Par exemple, l’instauration d’un comité de direction destiné à élargir le cercle de décision autour du manager pour consolider le bien-fondé des mesures prises.
La mise en place d’une structure permanente de dialogue et de concertation impliquant aussi bien l’actionnaire de référence, que le manager, les cadres supérieurs ainsi que le syndicat du personnel d’exécution.
Intéressement du personnel aux résultats financiers de l’entreprise.
Organiser une participation des cadres et du personnel au capital de l’entreprise avec des stock-options pour fidéliser l’appartenance à l’entreprise.

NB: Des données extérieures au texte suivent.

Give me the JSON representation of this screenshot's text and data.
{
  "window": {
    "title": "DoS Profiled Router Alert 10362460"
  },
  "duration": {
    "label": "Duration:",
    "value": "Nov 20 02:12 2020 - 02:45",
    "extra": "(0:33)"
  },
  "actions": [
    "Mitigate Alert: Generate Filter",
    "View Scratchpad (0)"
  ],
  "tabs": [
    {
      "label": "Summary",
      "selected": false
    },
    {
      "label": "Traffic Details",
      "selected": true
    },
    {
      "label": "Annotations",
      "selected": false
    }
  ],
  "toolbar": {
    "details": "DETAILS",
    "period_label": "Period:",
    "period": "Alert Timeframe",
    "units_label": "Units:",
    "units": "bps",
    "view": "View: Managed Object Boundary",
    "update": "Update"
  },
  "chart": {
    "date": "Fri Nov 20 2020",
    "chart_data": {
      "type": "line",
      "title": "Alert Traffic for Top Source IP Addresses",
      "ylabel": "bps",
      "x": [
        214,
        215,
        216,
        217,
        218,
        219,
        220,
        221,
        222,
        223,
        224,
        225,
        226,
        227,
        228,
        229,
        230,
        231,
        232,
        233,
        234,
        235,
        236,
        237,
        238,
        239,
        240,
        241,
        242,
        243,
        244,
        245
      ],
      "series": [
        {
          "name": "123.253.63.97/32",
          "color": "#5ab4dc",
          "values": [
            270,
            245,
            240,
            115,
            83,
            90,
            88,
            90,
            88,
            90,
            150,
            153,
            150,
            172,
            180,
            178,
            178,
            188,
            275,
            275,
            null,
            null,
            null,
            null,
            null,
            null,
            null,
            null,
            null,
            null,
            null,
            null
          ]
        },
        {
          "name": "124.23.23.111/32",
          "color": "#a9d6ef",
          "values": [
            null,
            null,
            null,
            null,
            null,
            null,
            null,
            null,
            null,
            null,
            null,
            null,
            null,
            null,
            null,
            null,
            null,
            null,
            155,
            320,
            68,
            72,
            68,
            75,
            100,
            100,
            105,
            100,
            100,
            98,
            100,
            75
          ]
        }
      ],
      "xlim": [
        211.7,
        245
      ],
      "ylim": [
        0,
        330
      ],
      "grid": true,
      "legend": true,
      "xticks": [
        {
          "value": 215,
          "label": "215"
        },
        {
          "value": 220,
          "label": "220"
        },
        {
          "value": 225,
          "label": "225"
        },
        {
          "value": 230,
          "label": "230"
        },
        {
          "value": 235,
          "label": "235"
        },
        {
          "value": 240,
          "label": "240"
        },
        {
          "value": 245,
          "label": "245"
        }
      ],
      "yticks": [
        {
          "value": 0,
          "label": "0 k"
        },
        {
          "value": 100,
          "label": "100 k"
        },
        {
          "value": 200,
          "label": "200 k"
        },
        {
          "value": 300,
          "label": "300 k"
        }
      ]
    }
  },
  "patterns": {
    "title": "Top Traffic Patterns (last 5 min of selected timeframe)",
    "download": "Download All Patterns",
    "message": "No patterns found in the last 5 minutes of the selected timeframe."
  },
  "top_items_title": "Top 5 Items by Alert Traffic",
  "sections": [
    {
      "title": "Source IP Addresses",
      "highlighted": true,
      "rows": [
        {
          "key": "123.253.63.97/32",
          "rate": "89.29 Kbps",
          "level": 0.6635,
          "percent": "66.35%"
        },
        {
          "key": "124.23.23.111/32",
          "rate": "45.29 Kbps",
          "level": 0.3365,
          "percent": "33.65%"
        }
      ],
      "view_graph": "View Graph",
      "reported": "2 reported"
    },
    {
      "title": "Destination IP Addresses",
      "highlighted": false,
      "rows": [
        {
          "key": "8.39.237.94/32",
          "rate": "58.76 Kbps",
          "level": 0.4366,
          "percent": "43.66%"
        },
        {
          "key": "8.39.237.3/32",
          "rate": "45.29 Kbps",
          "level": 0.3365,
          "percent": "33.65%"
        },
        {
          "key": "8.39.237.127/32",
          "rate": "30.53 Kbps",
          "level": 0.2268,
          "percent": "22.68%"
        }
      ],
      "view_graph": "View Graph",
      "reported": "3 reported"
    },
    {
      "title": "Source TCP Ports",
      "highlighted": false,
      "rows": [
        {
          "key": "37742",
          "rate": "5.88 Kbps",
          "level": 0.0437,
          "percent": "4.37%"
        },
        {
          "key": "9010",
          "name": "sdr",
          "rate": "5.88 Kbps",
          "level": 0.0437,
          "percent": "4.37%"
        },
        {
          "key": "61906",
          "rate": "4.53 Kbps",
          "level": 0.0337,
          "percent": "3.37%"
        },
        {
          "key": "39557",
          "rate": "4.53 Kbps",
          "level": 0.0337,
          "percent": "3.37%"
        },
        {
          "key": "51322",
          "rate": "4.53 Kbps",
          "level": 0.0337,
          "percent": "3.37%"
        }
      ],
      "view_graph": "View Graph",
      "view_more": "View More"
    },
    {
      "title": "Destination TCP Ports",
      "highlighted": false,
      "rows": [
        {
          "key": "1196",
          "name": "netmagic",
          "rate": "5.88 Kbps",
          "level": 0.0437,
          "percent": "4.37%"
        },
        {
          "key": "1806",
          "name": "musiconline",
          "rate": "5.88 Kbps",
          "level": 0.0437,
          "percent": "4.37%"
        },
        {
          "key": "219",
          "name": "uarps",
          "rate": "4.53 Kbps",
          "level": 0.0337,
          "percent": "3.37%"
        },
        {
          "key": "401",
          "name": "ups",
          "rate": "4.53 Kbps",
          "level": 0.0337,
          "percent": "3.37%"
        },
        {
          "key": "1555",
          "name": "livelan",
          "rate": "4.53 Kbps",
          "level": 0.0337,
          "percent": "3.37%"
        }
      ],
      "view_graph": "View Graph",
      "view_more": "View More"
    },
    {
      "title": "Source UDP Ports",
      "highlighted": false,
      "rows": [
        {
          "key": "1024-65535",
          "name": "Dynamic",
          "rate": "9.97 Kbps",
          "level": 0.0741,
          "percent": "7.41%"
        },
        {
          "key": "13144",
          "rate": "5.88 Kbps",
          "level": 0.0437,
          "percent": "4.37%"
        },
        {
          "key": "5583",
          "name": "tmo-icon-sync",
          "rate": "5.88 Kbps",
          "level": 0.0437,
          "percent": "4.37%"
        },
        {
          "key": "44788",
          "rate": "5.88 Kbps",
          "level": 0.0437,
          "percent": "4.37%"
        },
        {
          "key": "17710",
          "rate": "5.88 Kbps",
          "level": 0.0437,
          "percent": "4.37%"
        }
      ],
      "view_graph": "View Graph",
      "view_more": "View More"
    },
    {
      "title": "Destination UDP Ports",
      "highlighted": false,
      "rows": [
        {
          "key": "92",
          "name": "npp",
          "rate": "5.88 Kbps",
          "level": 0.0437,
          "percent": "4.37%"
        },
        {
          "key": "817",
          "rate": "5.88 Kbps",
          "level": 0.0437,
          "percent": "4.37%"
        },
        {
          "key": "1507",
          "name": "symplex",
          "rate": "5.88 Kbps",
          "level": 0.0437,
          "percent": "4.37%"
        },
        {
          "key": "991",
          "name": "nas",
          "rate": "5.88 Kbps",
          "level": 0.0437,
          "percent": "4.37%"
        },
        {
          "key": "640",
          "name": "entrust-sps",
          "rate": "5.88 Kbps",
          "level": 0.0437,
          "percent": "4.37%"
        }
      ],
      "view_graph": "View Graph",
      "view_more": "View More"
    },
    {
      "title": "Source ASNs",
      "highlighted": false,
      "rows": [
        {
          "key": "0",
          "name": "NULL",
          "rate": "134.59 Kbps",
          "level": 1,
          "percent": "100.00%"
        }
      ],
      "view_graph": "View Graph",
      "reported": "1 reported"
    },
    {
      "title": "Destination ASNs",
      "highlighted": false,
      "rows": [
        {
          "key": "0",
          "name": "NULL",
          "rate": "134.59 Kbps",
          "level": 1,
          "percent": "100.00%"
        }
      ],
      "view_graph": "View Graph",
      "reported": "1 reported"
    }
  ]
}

L’intégration de l’entreprise dans le système de la RSE est un facteur primordial de stabilité pour l’entreprise.
Préconisé et mis en pratique avec succès par certains chefs d’entreprises, le management par le bien-être du personnel au sein de l’entreprise qui a fait ses preuves ailleurs, a de beaux jours devant lui dans notre pays.
En effet, aménager une salle de sport, mettre à la disposition du personnel une assistante sociale et/ou un conseil juridique, financer une caisse d’entraide, subventionner la construction de logements, sponsoriser des activités culturelles et des équipes sportives, peuvent rapprocher beaucoup les uns des autres dans l’intérêt de tous.
L’objectif consiste à favoriser le sens de l’appartenance du personnel à l’entreprise.